Thank you for the advice.I have experienced multiple and traumatic losses, repeatedly for the last seven years.I didn't consider ptsd, but makes sense. I have been thinking of attending a grief group or attending counseling.I figure I must be feeling better in some ways, because the thought of going anywhere beyond work seemed like too much....saved all my energy to get through the work day, would get in the car, and enter the twilight zone until morning again. Thank you for your kind words.

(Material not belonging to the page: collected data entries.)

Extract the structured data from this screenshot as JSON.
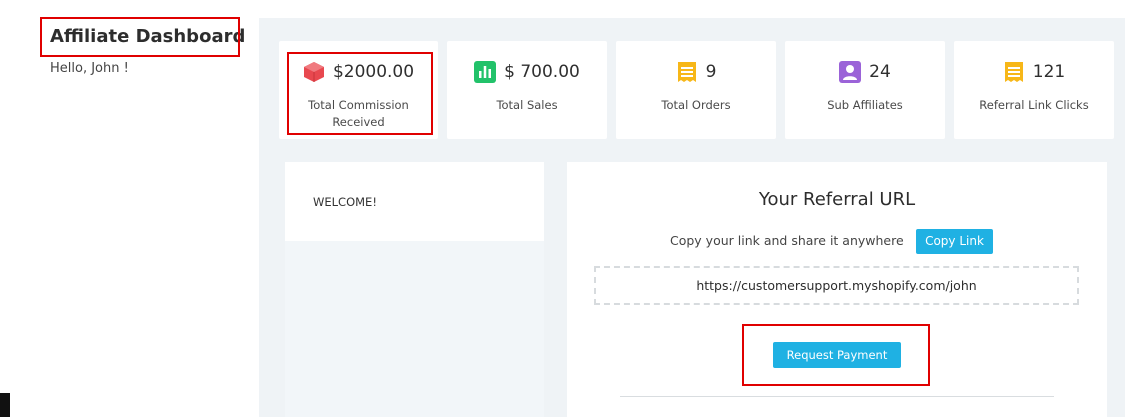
{
  "header": {
    "title": "Affiliate Dashboard",
    "greeting": "Hello, John !"
  },
  "stats": [
    {
      "icon": "cube-icon",
      "value": "$2000.00",
      "label": "Total Commission Received",
      "color": "#e8484f"
    },
    {
      "icon": "bar-chart-icon",
      "value": "$ 700.00",
      "label": "Total Sales",
      "color": "#22c26a"
    },
    {
      "icon": "receipt-icon",
      "value": "9",
      "label": "Total Orders",
      "color": "#f7b718"
    },
    {
      "icon": "user-icon",
      "value": "24",
      "label": "Sub Affiliates",
      "color": "#9b63d8"
    },
    {
      "icon": "receipt-icon",
      "value": "121",
      "label": "Referral Link Clicks",
      "color": "#f7b718"
    }
  ],
  "welcome": {
    "text": "WELCOME!"
  },
  "referral": {
    "title": "Your Referral URL",
    "instruction": "Copy your link and share it anywhere",
    "copy_label": "Copy Link",
    "url": "https://customersupport.myshopify.com/john",
    "request_label": "Request Payment"
  },
  "colors": {
    "accent": "#1fb1e3",
    "annotation": "#e00000"
  }
}
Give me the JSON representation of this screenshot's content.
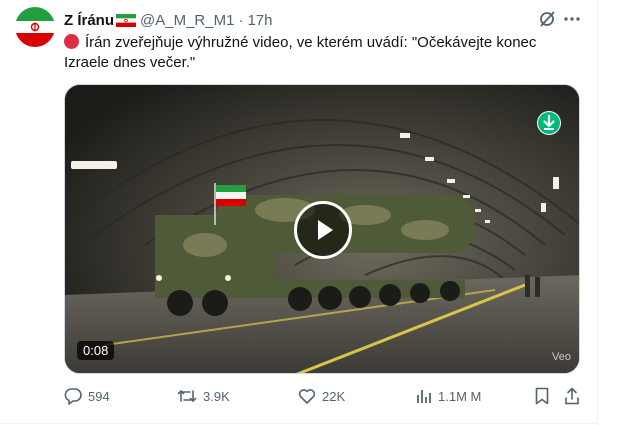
{
  "colors": {
    "text_primary": "#0f1419",
    "text_secondary": "#536471",
    "border": "#cfd9de",
    "download_accent": "#00ba7c",
    "red_dot": "#dd2e44"
  },
  "author": {
    "display_name": "Z Íránu",
    "handle": "@A_M_R_M1",
    "separator": "·",
    "time": "17h"
  },
  "tweet": {
    "text": "Írán zveřejňuje výhružné video, ve kterém uvádí: \"Očekávejte konec Izraele dnes večer.\""
  },
  "media": {
    "duration": "0:08",
    "watermark": "Veo"
  },
  "actions": {
    "replies": "594",
    "reposts": "3.9K",
    "likes": "22K",
    "views": "1.1M M"
  },
  "icons": [
    "iran-flag-avatar",
    "iran-flag-emoji-icon",
    "grok-icon",
    "more-icon",
    "red-circle-icon",
    "play-icon",
    "download-icon",
    "reply-icon",
    "repost-icon",
    "like-icon",
    "views-icon",
    "bookmark-icon",
    "share-icon"
  ]
}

ReplyDeleteI am so greatful for coming across this blog...thank you, Sue! I lost my husband of 30 years in April of 2009 after a very short battle with a rare form of stomach cancer. I miss him so much every day, but recently I have become so SAD about losing him just as our children have become adults and we could start thinking about retirement and enjoying ourselves after working so hard to raise our family. I am struggling to find a new normal, a new vision...my "give a shit's busted" I guess you could say! I think I will be visiting your blog often in my quest for happiness! Thanks for this outlet, Sue!!
ReplyDeleteI just wanted to say that I lost my husband 89 years ago. I sent my oldest to College and the youngest is starting high school. Everybody says I am strong. Today I went to look for a car because my old one is giving me so much trouble and I do not have the money. Today I felt so lonely and I just felt like the widow who lost her husband nine years ago. No friends to walk to the car lot. Everyone is busy with their spouses. When a friend wants to get together is only because her husband is out of town. It is lonely to be a widow because no one calls you unless they do not have their partner around. I am a fighter. After today I decided to turn around my career and fulfill my dreams. I want to continue be the mom that can do all things in spite of the loneliness. I dream that one day I will have that happy ending of meeting the one who will spend the next half of my life. Thanks for listening to me.
ReplyDeleteIt's been 19 weeks & one day since Billy died. I miss him so much. Sometimes I wonder how I can go on by myself with only 2 dogs & one cat for company. Sometimes I think that I am better off alone. The first time I was widowed I had a 3 year old & a 6 year old & a full-time job & very little time to think. Now all I have is time to think. I keep reminding myself that I am in charge of my life. But it isn't as easy as it sounds. Since I am unemployed Sunday is no different than the rest of the week except I don't watch as much television. I am grateful for my dogs & my garden. They help keep me sane.